Nous sommes peut-être à la veille d’une guerre, et, bien que je me sente concerné par l’actualité et que j’angoisse comme tout le monde, mon regard intérieur demeure perpétuellement –en tout cas principalement- braqué sur mon égoïste petite évolution intime. Pour le monde entier, le 2 août signifie l’invasion du Koweit par Saddham Hussein, ce qui est donc à l’origine de la tension et de la crise actuelles. Pour Lancelot, le 2 août c’était le début d’une histoire d’amour. C’était de plus la date qui débute ces « pages ». Je n’ai évidemment pas fait exprès. Ce jour-là, je n’avais même pas regardé les actualités. Mon cœur à moi frémissait comme un oiseau sur une branche prêt à s’envoler. Depuis, il a pris son essor, il a frôlé le soleil, et il est retombé sur Terre dans la boue. Mais ce qu’il y a de plus important : il a continué à avancer, même si ce n’est qu’en pataugeant.

 

 

 

Je veux continuer, je veux croire, je veux tendre les bras vers quelque chose. Depuis quelque temps, j’ai réalisé que Franck ne sera peut-être jamais à moi (« peut-être »…..). Et même si je continuerai toujours à l’aimer, je veux parvenir à vivre sans lui, à vivre sans son espoir. Je suis Lancelot. Je suis MOI. Je vaux quelque chose à moi tout seul. Il y a de la force en moi, même si je n’y crois pas toujours. Peut-être pourrai-je construire quelque chose un jour ?

 

 

 

Pouvoir se débarrasser d’un seul coup de tous les doutes qui empoisonnent sa vie… ne plus avoir que des certitudes, savoir taper sur la table, voir les choses blanches ou noires au lieu de les voir grises ; balancer pardessus bord l’humilité, la franchise, la sensibilité, le besoin de tendresse, la peur des autres….

 

 

 

Tout en moi et autour de moi me crie de cesser d’aimer Franck, mais mon cœur est une machine qui continue à fonctionner désespérément à vide. Au début elle créait de la joie. Puis elle a fabriqué du sang. Maintenant elle ne brasse plus que du vent. Mais elle continue à tourner, avec un drôle de petit bruit rouillé, toujours, toujours…

28/04/2008

Les pages oubliées 1° partie

Lundi 24 décembre 1990

10H50

 

 

Chaque année je fais un bilan à la veille de mon anniversaire. Comme je suis né le 10 janvier, c’est pratique, le bilan de l’année civile correspond à peu près à celui de mon année personnelle. Pourquoi ne pas le faire aujourd’hui, veille de Noël ?

 

 

1990 commencée dans les flonflons d’une soirée en boîte en Amérique. J’embrassais Heather, elle m’embrassait. J’ai voulu entamer l’année –et même la décade- en embrassant une fille. Ca allait bien donner le ton pour la suite de ma vie…

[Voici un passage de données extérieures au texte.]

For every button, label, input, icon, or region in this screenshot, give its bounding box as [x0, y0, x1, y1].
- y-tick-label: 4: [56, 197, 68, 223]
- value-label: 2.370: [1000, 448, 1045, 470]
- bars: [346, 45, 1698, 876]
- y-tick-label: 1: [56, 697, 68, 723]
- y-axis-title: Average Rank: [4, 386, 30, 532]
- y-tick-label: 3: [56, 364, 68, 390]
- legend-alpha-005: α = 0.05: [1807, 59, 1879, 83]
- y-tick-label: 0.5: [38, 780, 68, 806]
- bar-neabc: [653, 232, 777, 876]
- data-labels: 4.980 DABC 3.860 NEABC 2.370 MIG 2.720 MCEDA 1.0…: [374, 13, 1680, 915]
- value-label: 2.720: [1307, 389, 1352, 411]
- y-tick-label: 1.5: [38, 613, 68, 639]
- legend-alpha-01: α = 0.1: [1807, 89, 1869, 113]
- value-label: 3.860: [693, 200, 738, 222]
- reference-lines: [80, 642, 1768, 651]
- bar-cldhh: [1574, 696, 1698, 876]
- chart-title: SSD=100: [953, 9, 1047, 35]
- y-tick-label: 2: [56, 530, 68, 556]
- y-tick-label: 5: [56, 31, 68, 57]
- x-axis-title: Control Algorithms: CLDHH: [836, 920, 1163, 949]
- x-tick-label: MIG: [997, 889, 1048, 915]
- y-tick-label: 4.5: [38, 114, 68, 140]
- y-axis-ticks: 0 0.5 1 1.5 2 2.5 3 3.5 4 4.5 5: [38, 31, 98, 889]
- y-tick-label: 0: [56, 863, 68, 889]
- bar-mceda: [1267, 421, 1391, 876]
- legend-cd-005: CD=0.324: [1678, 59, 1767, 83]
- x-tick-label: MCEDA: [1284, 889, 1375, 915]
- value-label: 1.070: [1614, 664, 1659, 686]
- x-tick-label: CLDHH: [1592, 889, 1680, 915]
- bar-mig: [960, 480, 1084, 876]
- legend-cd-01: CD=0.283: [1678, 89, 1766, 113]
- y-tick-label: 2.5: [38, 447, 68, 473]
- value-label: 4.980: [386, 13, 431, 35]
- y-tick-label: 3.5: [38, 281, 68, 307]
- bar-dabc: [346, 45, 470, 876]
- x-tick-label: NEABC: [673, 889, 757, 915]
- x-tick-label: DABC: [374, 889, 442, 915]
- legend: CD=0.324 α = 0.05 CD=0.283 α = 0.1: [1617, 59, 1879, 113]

Les trois premiers mois : légèreté, travail, pas de gros problèmes. Il m’est arrivé d’en avoir marre, de vouloir rentrer en France, de plaquer les Américains ; j’ai eu des moments de crise avec Nancy, avec les enfants Treesh, avec le couple des Gaddis, avec Heather, même, à la fin… Mais au fond, j’ai bien rigolé. J’avais l’impression de jouer dans un film, je savais que tout ça n’était pas vraiment moi, donc que rien ne pouvait avoir d’importance véritable. Je les ai tous aimés, mais avec ce sentiment d’éphémère que l’on éprouve à chaque séjour dans un pays étranger, et qui, au lieu de peser sur les choses, les relativise, les rend plus légères.

 

 

Les trois mois suivants, de début avril à fin juin, je suis rentré en France. J’ai retrouvé tout le monde. Je n’ai pas eu le temps de rêvasser aux USA, je devais mettre mon mémoire en forme. J’ai vécu à Aix, à Gréoux, il faisait beau, mon travail avançait, j’étais bien, j’étais bien. Je vivais avec Tennessee Williams, avec ses personnages, Blanche, Brick, Maggie, Laura, Tom. J’ai revu Agnès, on a fait tous les deux semblant d’avoir oublié l’été dernier. J’ai revu l’équipe des copains. Il y a eu la crise de Nathalie que j’ai essayé d’aider. Elle et moi avons presque frôlé quelque chose, il y a eu une ambiguïté légère pendant un court moment et puis tout s’est effacé puisqu’elle a retrouvé Olivier. Je m’en moquais, seul mon travail comptait ; tous les week-ends je tapais sur mon clavier comme un dément, je m’amusais beaucoup.

 

 

Et puis Elisabeth est revenue, il y a eu la fête de la musique, et ma soutenance de mémoire le lendemain matin. Ils m’ont gardé une heure et demie sur le grill, mais ils ont été très sympas et j’ai empoché mon 16 avec satisfaction.

 

 

Une semaine après, je rencontrais Christian au Parc Jourdan.ca a été le début de ma « troisième période » ,  l’été. J’ai sauté le mur, j’ai franchi le pas. Il m’a appris plein de choses, il m’a aidé à aller plus loin en moi-même, jusqu’à ce que je bute dans le 1er août : ma rencontre avec Franck sur un réseau. Si Nat ne m’avait pas appelé au téléphone pour me proposer ce boulot, je n’aurais pas eu l’occasion d’utiliser le minitel, je serais passé à côté de tout ça. A partir de là, le temps s’est dilaté, il n’a plus ressemblé pour moi à une ligne, mais à de l’espace, à une bulle où je flottais –où je flotte- sans savoir où et quand tout recommencera. Mon amour a rempli ma vie, est-ce un bien, est-ce un mal ? J’ai été heureux, si heureux. Et puis la « quatrième période » a commencé. Le point de départ est beaucoup plus vague, je le situe environ au moment où fin septembre j’ai passé mon oral de littérature américaine, pour compléter la Maîtrise.

 

 

Cette dernière période a bien été la pire. D’une part Franck, que j’attends sans savoir quand je pourrai lui parler, le voir, le toucher. D’autre part le CAPES, les cours et les profs, tous ces gens qui m’ont pris la tête. Seul point positif dans ces trois derniers mois : Elisabeth à qui j’ai eu mille fois raison de tout dire. Heureusement je l’ai. Heureusement.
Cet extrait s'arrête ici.